Она вытаращила глаза, глядя на свое отражение в зеркале, раздула ноздри и начала поспешно расчесывать щеткой прямые белокурые волосы. Ее движения стали ускоряться. Пора бежать.
Если ты дружишь с Шоном, скучать некогда, подумала она, быстро накрашивая рот и веки. С тех пор как она переехала в прошлом году в Нью-Йорк, она привыкла, что Шон решает, как им развлекаться и где. Всех новых друзей она завела благодаря Шону, кроме тех, кто были детьми друзей ее родителей. Все двери перед ней открыл Шон. Он помог ей получить первую работу — стилиста у фотографа одежды для геев. Через Шона она получила и свою нынешнюю работу, она отвечала на корреспонденцию популярного диск-жокея.
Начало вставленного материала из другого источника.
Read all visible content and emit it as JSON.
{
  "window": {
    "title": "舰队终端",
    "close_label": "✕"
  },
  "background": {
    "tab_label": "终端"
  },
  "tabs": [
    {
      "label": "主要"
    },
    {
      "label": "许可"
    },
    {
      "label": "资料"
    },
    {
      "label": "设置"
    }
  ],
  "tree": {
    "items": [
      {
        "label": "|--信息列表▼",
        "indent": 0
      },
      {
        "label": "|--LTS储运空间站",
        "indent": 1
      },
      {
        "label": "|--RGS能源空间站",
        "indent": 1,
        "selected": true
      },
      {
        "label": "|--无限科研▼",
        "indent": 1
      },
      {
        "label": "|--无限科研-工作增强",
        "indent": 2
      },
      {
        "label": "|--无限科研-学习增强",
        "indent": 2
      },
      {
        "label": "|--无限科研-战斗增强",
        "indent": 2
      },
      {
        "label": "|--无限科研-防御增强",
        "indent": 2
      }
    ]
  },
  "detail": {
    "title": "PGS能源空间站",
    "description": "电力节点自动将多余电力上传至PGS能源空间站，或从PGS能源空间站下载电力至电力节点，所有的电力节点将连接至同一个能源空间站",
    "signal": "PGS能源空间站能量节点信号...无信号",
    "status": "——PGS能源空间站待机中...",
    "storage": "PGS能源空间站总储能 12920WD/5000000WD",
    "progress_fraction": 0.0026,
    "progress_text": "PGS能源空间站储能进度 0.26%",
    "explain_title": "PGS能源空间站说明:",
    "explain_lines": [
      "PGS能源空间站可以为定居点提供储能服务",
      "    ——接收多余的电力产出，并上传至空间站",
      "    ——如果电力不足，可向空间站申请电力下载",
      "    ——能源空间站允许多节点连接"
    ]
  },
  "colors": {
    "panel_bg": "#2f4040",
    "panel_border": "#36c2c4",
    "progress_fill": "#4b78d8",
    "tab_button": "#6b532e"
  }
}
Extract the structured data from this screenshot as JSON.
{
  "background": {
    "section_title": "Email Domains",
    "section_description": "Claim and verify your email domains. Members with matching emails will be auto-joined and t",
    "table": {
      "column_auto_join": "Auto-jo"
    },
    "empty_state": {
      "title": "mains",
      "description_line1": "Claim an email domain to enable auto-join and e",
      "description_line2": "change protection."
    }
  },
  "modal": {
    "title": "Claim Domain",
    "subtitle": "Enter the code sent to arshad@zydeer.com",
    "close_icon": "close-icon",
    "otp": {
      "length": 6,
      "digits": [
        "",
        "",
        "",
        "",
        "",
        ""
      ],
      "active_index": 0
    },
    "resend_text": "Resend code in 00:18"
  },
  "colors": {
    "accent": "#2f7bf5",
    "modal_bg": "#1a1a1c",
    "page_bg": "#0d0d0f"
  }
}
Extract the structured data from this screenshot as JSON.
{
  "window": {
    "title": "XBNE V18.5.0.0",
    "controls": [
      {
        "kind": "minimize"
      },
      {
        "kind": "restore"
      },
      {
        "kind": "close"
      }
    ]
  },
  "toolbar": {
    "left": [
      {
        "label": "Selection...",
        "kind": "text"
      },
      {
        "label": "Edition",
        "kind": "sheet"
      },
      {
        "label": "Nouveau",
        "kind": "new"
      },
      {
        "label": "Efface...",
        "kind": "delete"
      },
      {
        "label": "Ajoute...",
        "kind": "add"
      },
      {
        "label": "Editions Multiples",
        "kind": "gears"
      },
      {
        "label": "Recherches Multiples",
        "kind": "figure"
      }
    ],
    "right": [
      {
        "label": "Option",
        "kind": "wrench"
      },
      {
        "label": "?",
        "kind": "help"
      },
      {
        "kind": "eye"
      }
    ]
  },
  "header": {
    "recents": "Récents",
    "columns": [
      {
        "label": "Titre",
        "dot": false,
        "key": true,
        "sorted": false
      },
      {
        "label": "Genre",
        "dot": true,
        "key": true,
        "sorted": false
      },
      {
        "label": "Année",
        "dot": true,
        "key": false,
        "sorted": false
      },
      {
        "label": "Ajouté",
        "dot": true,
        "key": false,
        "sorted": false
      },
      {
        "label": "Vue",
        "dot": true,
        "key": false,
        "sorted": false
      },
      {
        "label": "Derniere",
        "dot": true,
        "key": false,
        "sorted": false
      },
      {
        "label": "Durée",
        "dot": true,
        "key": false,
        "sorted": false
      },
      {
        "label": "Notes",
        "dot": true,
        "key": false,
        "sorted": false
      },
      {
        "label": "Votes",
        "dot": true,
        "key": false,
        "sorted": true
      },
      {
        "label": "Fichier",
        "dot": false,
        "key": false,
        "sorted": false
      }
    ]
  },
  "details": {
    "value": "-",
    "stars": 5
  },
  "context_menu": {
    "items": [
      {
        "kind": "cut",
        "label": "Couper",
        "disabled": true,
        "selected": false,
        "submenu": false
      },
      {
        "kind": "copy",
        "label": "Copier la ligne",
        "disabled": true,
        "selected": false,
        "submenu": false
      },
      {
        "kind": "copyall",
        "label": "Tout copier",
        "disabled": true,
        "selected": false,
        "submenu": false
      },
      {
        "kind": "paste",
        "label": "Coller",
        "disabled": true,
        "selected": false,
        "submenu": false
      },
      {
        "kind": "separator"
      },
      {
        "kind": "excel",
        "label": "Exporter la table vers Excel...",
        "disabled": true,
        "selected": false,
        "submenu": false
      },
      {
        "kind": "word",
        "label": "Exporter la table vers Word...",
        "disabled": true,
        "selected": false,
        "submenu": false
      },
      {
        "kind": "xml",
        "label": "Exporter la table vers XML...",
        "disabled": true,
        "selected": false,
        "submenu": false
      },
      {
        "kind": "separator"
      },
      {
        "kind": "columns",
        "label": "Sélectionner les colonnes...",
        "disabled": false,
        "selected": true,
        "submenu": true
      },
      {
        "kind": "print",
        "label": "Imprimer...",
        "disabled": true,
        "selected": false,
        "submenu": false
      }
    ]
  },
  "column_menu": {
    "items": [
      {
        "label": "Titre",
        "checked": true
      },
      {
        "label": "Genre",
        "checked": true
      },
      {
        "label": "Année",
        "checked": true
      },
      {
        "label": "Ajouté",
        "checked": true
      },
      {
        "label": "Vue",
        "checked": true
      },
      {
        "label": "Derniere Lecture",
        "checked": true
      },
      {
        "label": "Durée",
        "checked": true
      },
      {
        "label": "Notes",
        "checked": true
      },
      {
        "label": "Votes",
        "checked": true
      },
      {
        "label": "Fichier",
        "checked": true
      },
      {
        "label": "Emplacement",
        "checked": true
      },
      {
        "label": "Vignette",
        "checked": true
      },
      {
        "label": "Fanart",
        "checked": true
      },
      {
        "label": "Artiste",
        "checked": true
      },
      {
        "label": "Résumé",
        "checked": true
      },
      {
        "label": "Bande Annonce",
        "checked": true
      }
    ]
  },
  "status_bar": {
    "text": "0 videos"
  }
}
Когда ей было одиноко и она нуждалась в поддержке, она звонила Шону, а он отправлял ее на вечеринку, бывало отправлял экспромтом, не предупредив хозяев заранее. А если ей нужен был провожатый, Шон или сам отправлялся с ней, или находил очаровательного, милого и симпатичного юношу, который производил нужное впечатление, и не надо было бояться, что он начнет приставать в такси. И, наконец, когда ей хотелось заняться любовью, Шон был тут как тут, он знал множество холостяков или несчастливых в браке молодых людей; словом, ее партнеры — потрясающе веселые и учтивые ребята. Только удовольствие, никаких обязательств. Но самым потрясающим, конечно, было то, что Шон ни разу пальцем до нее не дотронулся. Никаких шашней, только интеллектуальное общение.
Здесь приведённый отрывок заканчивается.